En première partie, on retrouve la très bonne amie du leader Jack Steadman : Lucy Rose. En plus d’accompagner le groupe vocalement sur certains morceaux du dernier album, la frêle et jolie demoiselle s’est vu l’honneur d’ouvrir pour eux sur toute la tournée européenne. C’est dans une salle remplie aux trois quarts et déjà très excitée que la jeune fille, 17 ans s’il vous plait, vient gentiment s’asseoir, accompagnée seulement d’une violoncelliste ! J’avais peur que le public ne soit trop dispersé et se mette à parler plus fort que la chanteuse, mais heureusement ce fut totalement l’inverse ! Il faut dire qu’avec une telle voix et un joli visage, Lucy ne pouvait que conquérir la gent masculine venue en masse ce soir !
Elle va donc nous délivrer trente bonnes minutes de concert, accompagnée de sa guitare sèche. Le timbre est sublime, je suis pourtant d’ordinaire assez réfractaire aux voix féminines, mais avoir une telle maitrise à cet âge ne peut être qu’applaudi ! Applaudissements qui se feront d’ailleurs plus que chaleureux. Tout le public est conquis par ce set acoustique qui se veut plus qu’intimiste pour le coup. Elle nous explique brièvement comment se passe la tournée, qu’elle est heureuse de jouer à Paris et que sur son CD en vente figure une photo de sa grand-mère (et apparemment cette dernière n’est pas au courant). Il est temps pour la jeune chanteuse à la carrière bien prometteuse de quitter la scène pour laisser place aux roadies des BBC.

Roadies qui s’empresseront d’installer le matériel du groupe avant qu’une playlist très rap ne résonne sur une salle qui s’éteint subitement. L’euphorie l’emporte, le public est chauffé à blanc, ça hurle dans tous les coins, ça trépigne d’impatience et ENFIN les premières notes du dernier single « Shuffle » résonnent !
Les hurlements se font plus virulents et ce sont quatre jeunes garçons (accompagnés de Lucy Rose et d’un cinquième membre) qui font leur entrée sur scène, gros sourires collés aux lèvres et c’est parti pour un concert qui restera à mon goût un des meilleurs que j’ai pu voir cette année.

Le groupe a drôlement muri depuis le mois de juin. On les sent rodés et prêts à délivrer un troisième album en live plus que convaincant (je reste sur ma faim quant au CD). Pas le temps de respirer, après Shuffle s’ensuit le tubesque « Your Eyes ». Mes pieds quittent le sol, mes mains frappent en cadence. J’étais déjà ultra fan de ce morceau sur CD, en live c’est encore plus jouissif !
Une fois de plus, la paire Ed/Suren (basse/batterie) assure pleinement et délivre une chanson hyper rythmée ! Jamie reste assez calme derrière sa guitare tandis que Jack balance sa tête à droite à gauche. Sa voix est claire et parfaitement mise en place ce soir. Les chansons s’enchainent avec grande vitesse, le tout ponctué par quelques ‘thanks’.
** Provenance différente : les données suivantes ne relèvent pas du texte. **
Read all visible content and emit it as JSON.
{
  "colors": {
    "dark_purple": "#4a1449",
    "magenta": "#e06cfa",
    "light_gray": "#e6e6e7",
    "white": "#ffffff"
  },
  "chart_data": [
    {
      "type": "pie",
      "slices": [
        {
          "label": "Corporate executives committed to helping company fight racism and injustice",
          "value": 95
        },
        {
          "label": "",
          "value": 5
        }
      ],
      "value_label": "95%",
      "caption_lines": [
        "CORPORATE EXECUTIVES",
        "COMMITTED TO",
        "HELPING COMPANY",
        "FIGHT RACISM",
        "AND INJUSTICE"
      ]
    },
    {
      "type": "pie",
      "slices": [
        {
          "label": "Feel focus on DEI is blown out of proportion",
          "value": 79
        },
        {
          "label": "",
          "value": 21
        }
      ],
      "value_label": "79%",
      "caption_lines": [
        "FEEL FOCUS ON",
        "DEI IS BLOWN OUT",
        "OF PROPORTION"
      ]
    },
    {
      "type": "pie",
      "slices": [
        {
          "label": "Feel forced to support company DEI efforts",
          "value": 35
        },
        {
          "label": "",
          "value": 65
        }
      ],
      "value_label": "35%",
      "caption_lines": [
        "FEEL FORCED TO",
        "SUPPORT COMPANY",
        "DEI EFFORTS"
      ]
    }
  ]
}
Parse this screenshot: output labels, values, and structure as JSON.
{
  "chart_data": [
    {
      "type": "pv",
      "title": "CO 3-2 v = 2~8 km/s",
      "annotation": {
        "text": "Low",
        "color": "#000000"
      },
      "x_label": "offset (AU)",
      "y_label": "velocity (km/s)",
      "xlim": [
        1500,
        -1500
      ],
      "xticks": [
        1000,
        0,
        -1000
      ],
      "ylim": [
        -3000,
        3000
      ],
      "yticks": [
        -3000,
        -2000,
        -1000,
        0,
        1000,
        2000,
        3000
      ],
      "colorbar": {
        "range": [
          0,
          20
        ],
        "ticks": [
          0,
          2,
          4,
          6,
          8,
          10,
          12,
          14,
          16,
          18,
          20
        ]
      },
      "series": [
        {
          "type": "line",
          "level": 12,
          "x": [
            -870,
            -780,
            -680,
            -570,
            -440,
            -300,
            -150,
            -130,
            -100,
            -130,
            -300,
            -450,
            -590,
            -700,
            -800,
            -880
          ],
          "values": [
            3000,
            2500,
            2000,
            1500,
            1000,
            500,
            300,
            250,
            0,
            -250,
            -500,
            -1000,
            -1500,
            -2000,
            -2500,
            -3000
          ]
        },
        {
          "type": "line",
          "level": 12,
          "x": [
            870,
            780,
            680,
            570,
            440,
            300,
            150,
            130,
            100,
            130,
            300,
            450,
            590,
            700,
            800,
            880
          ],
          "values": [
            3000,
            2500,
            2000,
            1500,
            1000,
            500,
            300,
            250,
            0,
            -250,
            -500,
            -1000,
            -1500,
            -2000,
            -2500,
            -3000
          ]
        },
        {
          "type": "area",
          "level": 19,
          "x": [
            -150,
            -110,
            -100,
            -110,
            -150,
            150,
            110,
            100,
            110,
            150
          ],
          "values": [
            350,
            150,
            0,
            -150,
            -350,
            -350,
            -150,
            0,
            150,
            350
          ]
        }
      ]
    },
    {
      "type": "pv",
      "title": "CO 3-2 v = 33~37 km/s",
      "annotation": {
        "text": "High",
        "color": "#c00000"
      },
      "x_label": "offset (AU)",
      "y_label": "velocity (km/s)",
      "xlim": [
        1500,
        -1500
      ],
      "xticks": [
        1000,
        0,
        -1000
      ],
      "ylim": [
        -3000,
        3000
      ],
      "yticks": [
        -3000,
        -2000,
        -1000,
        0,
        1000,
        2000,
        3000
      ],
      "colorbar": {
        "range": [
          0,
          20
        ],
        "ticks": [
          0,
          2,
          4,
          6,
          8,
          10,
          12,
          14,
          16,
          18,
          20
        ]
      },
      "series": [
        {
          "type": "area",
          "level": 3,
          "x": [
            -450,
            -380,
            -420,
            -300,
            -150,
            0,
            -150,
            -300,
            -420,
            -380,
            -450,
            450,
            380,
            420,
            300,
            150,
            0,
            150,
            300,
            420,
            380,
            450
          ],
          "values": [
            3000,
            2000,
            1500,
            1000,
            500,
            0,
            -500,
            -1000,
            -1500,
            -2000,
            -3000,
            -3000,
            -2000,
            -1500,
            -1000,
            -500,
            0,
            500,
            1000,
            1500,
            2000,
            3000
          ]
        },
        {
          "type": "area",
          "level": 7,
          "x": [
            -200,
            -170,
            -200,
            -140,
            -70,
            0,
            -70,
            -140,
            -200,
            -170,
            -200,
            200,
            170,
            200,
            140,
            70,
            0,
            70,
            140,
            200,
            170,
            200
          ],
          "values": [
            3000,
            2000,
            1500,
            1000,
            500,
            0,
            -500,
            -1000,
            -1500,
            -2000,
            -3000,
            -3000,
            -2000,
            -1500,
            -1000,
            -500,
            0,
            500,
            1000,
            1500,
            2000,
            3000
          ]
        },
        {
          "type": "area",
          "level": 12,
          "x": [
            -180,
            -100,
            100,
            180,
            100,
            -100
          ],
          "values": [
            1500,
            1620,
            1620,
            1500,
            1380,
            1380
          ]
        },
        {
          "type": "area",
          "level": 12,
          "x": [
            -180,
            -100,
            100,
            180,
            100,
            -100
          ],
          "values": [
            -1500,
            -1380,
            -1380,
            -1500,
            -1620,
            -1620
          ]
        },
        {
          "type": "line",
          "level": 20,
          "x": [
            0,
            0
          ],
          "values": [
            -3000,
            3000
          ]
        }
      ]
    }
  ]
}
Le seul regret que j’ai à dire concernant la setlist vient du fait qu’ils n’aient pas alterné chansons du premier et dernier album ! Pas trop de mixité, mais la setlist n’en est pas moins quasi parfaite ! On a même eu l’honneur d’entendre « Rinse me Down » et « Ivy and Gold » du second album acoustique « Flaws ». J’étais un peu curieuse de voir ce que rendrait le contenu en électrique et c’est tout aussi efficace ! Arrive juste derrière l’énormissime « Evening/Morning » où là encore la basse et la batterie sont d’une efficacité REDOUTABLE !
Ça continue de hurler dans tous les coins, derrière moi se trouve un groupe de jeunes garçons surexcités qui scandent toutes les paroles et s’agitent dans tous les sens ! Le tout en restant gentlemen et en ne bousculant que très peu leurs voisins. L’ambiance se veut très bon enfant et ça fait plaisir à voir ! Radicalement différent de la Flèche d’Or, comme je l’ai dit au début, on sent que ce soir les vrais fans seraient là ! Fans qui chanteront avec joie « I’m not whole you waste it all » sur le cultissime « Always Like This » devant un Jack tout souriant.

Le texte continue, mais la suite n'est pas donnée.